Maybe this Ireland team, the James Ryan generation if you will, having come through Noel McNamara’s under-20s system, are primed to play the Farrell way.

They have the skills. They have the intellect. My major worry is correcting the defensive flaws that are increasingly evident. Again, this is more of a Welsh problem but with Twickenham back on the horizon it also needs solving by Ireland.

Dr Johnny and Mr Sexton

I stood beside Johnny Sexton for 10 seasons. Regularly, after a mistake, I felt the lash of his tongue. I’d also absorb his frustration of others or himself (he holds his actions to a higher standard than what he expects of others). You have to push back when he crosses the line. This happened often.
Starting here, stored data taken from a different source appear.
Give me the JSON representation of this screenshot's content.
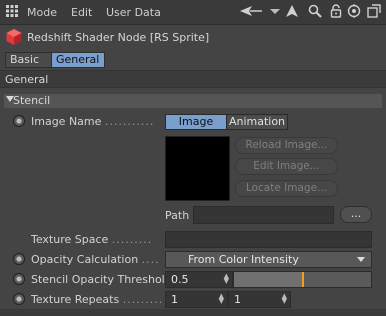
{
  "menu": {
    "mode": "Mode",
    "edit": "Edit",
    "user_data": "User Data"
  },
  "header": {
    "node_title": "Redshift Shader Node [RS Sprite]",
    "tabs": [
      {
        "label": "Basic",
        "active": false
      },
      {
        "label": "General",
        "active": true
      }
    ]
  },
  "section": {
    "title": "General"
  },
  "group": {
    "title": "Stencil"
  },
  "image_name": {
    "label": "Image Name",
    "modes": [
      "Image",
      "Animation"
    ],
    "active_mode": "Image",
    "reload_label": "Reload Image...",
    "edit_label": "Edit Image...",
    "locate_label": "Locate Image...",
    "path_label": "Path",
    "path_value": "",
    "browse_label": "..."
  },
  "texture_space": {
    "label": "Texture Space",
    "value": ""
  },
  "opacity_calculation": {
    "label": "Opacity Calculation",
    "value": "From Color Intensity"
  },
  "stencil_opacity_threshold": {
    "label": "Stencil Opacity Threshold",
    "value": "0.5",
    "fraction": 0.5
  },
  "texture_repeats": {
    "label": "Texture Repeats",
    "u": "1",
    "v": "1"
  },
  "colors": {
    "background": "#444444",
    "accent": "#7a9fcf",
    "slider_handle": "#f0a020",
    "logo": "#e0393e"
  }
}
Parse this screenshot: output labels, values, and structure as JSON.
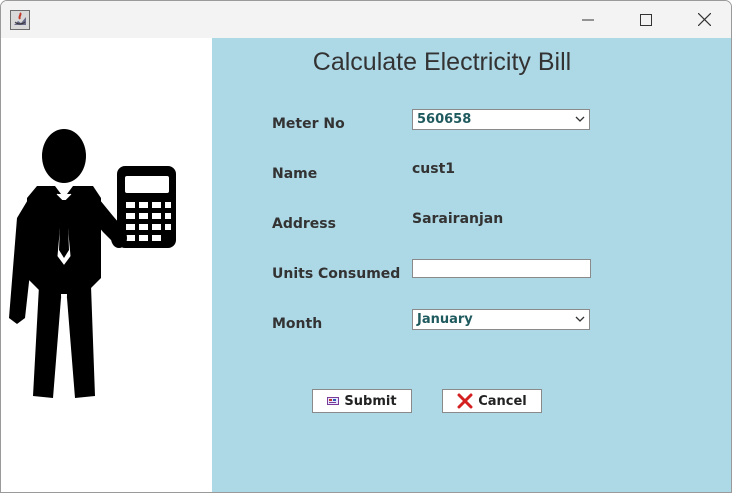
{
  "window": {
    "icon": "java-app-icon",
    "controls": [
      "minimize-icon",
      "maximize-icon",
      "close-icon"
    ]
  },
  "illustration": {
    "icon": "businessman-with-calculator-icon"
  },
  "form": {
    "title": "Calculate Electricity Bill",
    "meter_no": {
      "label": "Meter No",
      "selected": "560658"
    },
    "name": {
      "label": "Name",
      "value": "cust1"
    },
    "address": {
      "label": "Address",
      "value": "Sarairanjan"
    },
    "units": {
      "label": "Units Consumed",
      "value": ""
    },
    "month": {
      "label": "Month",
      "selected": "January"
    }
  },
  "buttons": {
    "submit": {
      "label": "Submit",
      "icon": "submit-icon"
    },
    "cancel": {
      "label": "Cancel",
      "icon": "red-x-icon"
    }
  },
  "colors": {
    "panel": "#add8e6",
    "text": "#333333",
    "combo_text": "#1f5a5e",
    "cancel_icon": "#d42020"
  }
}
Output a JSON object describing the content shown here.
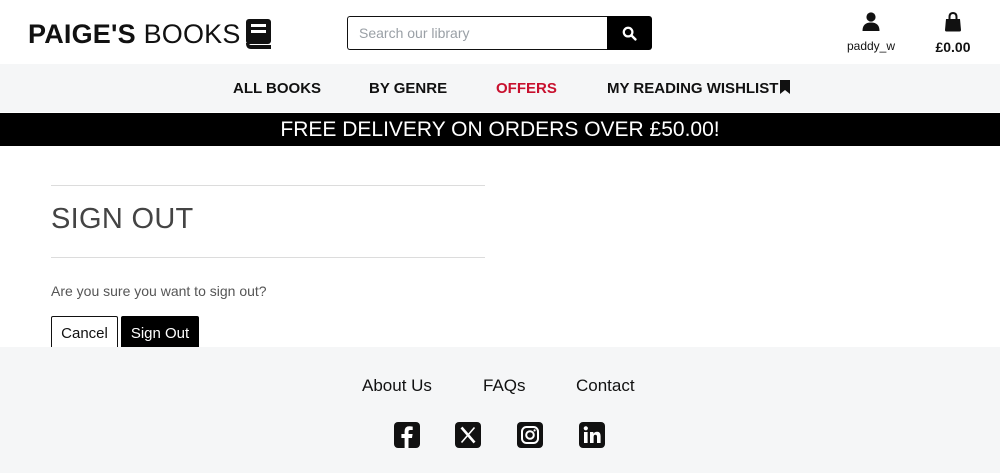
{
  "header": {
    "logo_bold": "PAIGE'S",
    "logo_light": "BOOKS",
    "search_placeholder": "Search our library",
    "account_label": "paddy_w",
    "bag_total": "£0.00"
  },
  "nav": {
    "items": [
      "ALL BOOKS",
      "BY GENRE",
      "OFFERS",
      "MY READING WISHLIST"
    ]
  },
  "banner": "FREE DELIVERY ON ORDERS OVER £50.00!",
  "main": {
    "title": "SIGN OUT",
    "question": "Are you sure you want to sign out?",
    "cancel_label": "Cancel",
    "signout_label": "Sign Out"
  },
  "footer": {
    "links": [
      "About Us",
      "FAQs",
      "Contact"
    ],
    "social_icons": [
      "facebook-icon",
      "x-icon",
      "instagram-icon",
      "linkedin-icon"
    ]
  },
  "colors": {
    "accent_offers": "#c8102e",
    "nav_bg": "#f5f6f7",
    "banner_bg": "#000000"
  }
}
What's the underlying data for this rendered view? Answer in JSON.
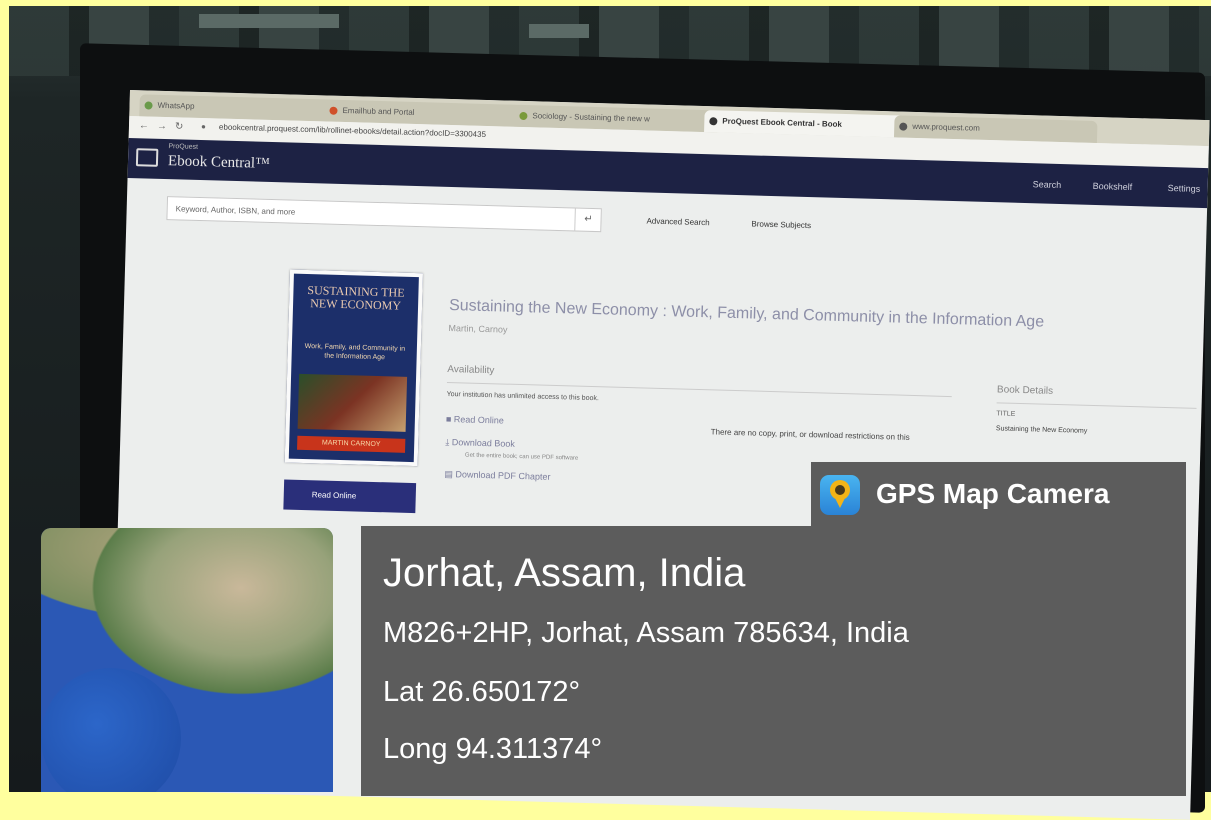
{
  "browser": {
    "tabs": [
      {
        "label": "WhatsApp"
      },
      {
        "label": "Emailhub and Portal"
      },
      {
        "label": "Sociology - Sustaining the new w"
      },
      {
        "label": "ProQuest Ebook Central - Book"
      },
      {
        "label": "www.proquest.com"
      }
    ],
    "url": "ebookcentral.proquest.com/lib/rollinet-ebooks/detail.action?docID=3300435"
  },
  "site": {
    "brand_small": "ProQuest",
    "brand": "Ebook Central™",
    "nav": [
      "Search",
      "Bookshelf",
      "Settings"
    ],
    "search_placeholder": "Keyword, Author, ISBN, and more",
    "search_button": "↵",
    "advanced_search": "Advanced Search",
    "browse_subjects": "Browse Subjects"
  },
  "book": {
    "cover_title": "SUSTAINING THE NEW ECONOMY",
    "cover_subtitle": "Work, Family, and Community in the Information Age",
    "cover_author": "MARTIN CARNOY",
    "title": "Sustaining the New Economy : Work, Family, and Community in the Information Age",
    "author": "Martin, Carnoy",
    "read_online_button": "Read Online",
    "availability_heading": "Availability",
    "availability_note": "Your institution has unlimited access to this book.",
    "actions": [
      {
        "label": "Read Online",
        "sub": ""
      },
      {
        "label": "Download Book",
        "sub": "Get the entire book; can use PDF software"
      },
      {
        "label": "Download PDF Chapter",
        "sub": ""
      }
    ],
    "no_copy_note": "There are no copy, print, or download restrictions on this",
    "details_heading": "Book Details",
    "details": [
      {
        "label": "TITLE",
        "value": "Sustaining the New Economy"
      }
    ]
  },
  "gps_overlay": {
    "app_name": "GPS Map Camera",
    "city": "Jorhat, Assam, India",
    "address": "M826+2HP, Jorhat, Assam 785634, India",
    "latitude": "Lat 26.650172°",
    "longitude": "Long 94.311374°"
  },
  "colors": {
    "header_bg": "#1d2244",
    "overlay_bg": "#484848",
    "frame_bg": "#ffff9e",
    "app_icon": "#2a83d6"
  }
}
That is Mr Sexton; utterly uncompromising with an insatiable thirst to succeed that garners respect and trust from his teammates. After games he would amble over for a chat. As lovely a fella as you are likely to meet. That is Jonno.

Ireland’s Johnny Sexton leaves the field dejected during the match against France. Photograph: ©INPHO/James Crombie
Ireland’s Johnny Sexton leaves the field dejected during the match against France. Photograph: ©INPHO/James Crombie

The Johnny Sexton non-apology-apology will run its course sooner rather than later. Perhaps on Friday night with trailing by eight points entering the last 10 minutes. Billy Burns is next up as understudy. He won’t be the last.

Sexton didn’t apologise for his behaviour (it doesn’t count if you say it isn’t the first time and won’t be the last time you say sorry) or to directly quote the recent quarrel between Supreme Court judges: “There would be legitimate public scepticism about the genuineness of any such apology.”

Sexton was completely within his rights to be disgusted with the decision to replace him at such a critical juncture in the 2020 Six Nations but the captain needs to set an example that players can follow. This is the view being formed by reasonable people and not by a media frenzy.

Sexton can follow his predecessors Keith Wood and Brian O’Driscoll by leading in a traditional sense. Or he can go his own way. The criticism ringing in his ears from Keith and particularly Brian may further cement a stubbornness that has delivered a lot of silverware for Leinster and Ireland.

Johnny doesn’t hold grudges and he always apologises to “those that matter” after Mr Sexton says something awful in the heat of the moment. Ireland still need him, all of him in the 10 jersey.